Since signing with DreamWorks Records in 1997, Gnecco has worked with some other equally impressive names. Steve Lillywhite (responsible for the darker U2 albums, i.e. the ones you don't like) produced Ours's 2001 sophomore album, Distorted Lullabies. The matchup was perfect: Gnecco has claimed U2 is his ideal band. It shows. The diminutive frontman dresses like Achtung!-era Bono (although he sings in a more jagged style). And for mysteriously named bandmates, a la The Edge? Gnecco's backed up by guys named Static, Locke, Race, and Pit.
Now on the Geffen/Universal label and with this third album in the wings, Ours has moved from playing infrequent, intimate shows at local haunts in New York and L.A. to touring the national club circuit. Both live and on his recordings, Gnecco appeals to the personal: His lyrics are laden with autobiographical references, and his delivery is dramatic (no surprise, considering he was an associate of the late Jeff Buckley).
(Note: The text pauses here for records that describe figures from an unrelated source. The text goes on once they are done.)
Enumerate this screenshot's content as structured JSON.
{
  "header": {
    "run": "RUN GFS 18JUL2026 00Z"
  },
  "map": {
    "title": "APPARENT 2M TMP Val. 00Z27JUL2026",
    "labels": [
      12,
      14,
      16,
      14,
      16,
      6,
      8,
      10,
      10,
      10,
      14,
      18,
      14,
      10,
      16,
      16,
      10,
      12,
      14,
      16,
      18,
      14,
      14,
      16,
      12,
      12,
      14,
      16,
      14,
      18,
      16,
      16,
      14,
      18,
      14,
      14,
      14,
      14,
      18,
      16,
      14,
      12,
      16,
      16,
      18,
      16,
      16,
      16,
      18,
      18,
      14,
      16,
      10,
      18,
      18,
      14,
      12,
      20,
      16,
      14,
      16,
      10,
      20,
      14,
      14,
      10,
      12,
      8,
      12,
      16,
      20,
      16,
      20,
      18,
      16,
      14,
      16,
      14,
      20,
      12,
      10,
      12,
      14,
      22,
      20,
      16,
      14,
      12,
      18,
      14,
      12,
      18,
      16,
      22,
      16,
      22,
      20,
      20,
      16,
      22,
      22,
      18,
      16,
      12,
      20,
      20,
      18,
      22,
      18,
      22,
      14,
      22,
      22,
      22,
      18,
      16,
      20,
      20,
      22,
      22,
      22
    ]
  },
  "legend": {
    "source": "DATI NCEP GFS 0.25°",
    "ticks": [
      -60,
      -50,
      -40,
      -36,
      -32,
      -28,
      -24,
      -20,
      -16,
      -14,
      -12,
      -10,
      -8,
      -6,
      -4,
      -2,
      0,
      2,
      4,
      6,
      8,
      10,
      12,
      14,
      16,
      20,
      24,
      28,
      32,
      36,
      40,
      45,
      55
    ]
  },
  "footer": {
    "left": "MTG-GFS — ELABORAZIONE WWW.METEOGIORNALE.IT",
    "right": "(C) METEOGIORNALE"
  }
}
And Ours is defiantly Gnecco's band he writes all the words and arranges all the music.
As for his favorite musical contemporaries, on www.killtheband.com, an Ours fan site, Gnecco name checks Mogwai, God Speed You Black Emperor, and Black Rebel Motorcycle Club. They're all bands that, like Ours, favor crunchy, textured soundscapes and a darker aesthetic. But for all the slightly dangerous rock flourishes, Gnecco seems to always come back to a pop hook. As Marcellus Wallace's wife in Pulp Fiction would say, Gnecco is an Elvis guy that likes the Beatles.